Reste que nous « sommes en guerre » contre un ennemi implacable, la barbarie islamiste, qui entend imposer sa loi à la faveur de la terreur, en Europe et ailleurs comme elle l’a fait au Proche et Moyen-Orient. Point besoin de tomber dans le panneau et d’invoquer à ce propos les citoyens de confession musulmane. Ils doivent être protégés comme tous les autres citoyens, ni plus, ni moins. En revanche, on ne saurait confondre les genres, prétendre organiser par l’intermédiaire de l’État « un Islam de France » sur la base d’un compromis avec le Conseil français du culte musulman (CFCM), dominé par un courant ultra-réactionnaire, celui de l’Union des organisations islamiques de France liée aux Frères musulmans. L’État n’a pas à discuter avec un organisme qui fait de l’apostasie le pire des crimes, ici et maintenant, tout simplement parce que c’est intolérable. 

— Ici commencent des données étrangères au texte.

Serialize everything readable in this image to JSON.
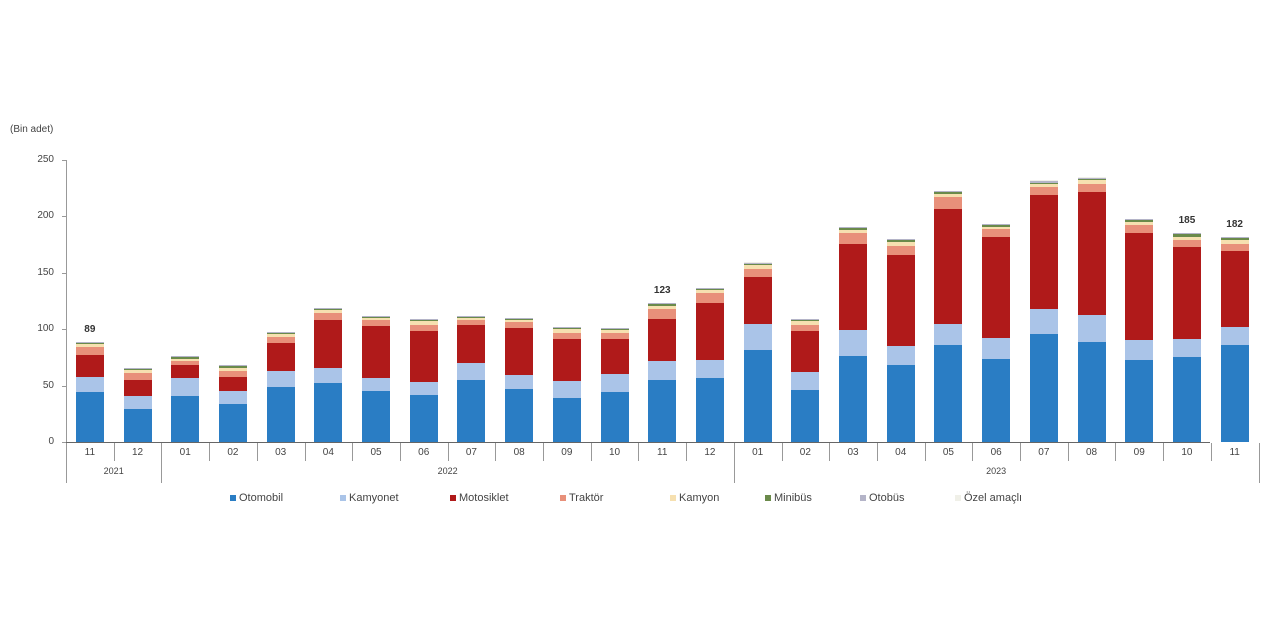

Un ordre du jour au vu duquel François Hollande est tout simplement disqualifié pour porter les couleurs d’une gauche de transformation sociale, forte de ses acquis et prête à en conquérir de nouveaux face à la droite et à l’extrême-droite. Il n’y a pas d’échappatoire en effet. Soit la gauche, toute la gauche ou presque, saura se retrouver sur quelques grands axes pratiques lui permettant de recréer l’espoir, soit divisée, défigurée par un candidat qui ne l’incarnera plus jamais, elle ira à une défaite sans appel, probablement dès le premier tour et disparaîtra du champ des possibles pour un temps du moins. Tel est l’enjeu principal qui suppose que Hollande renonce, de gré ou de force, à nuire à cette perspective de reconstruction qu’il a contribué à démolir.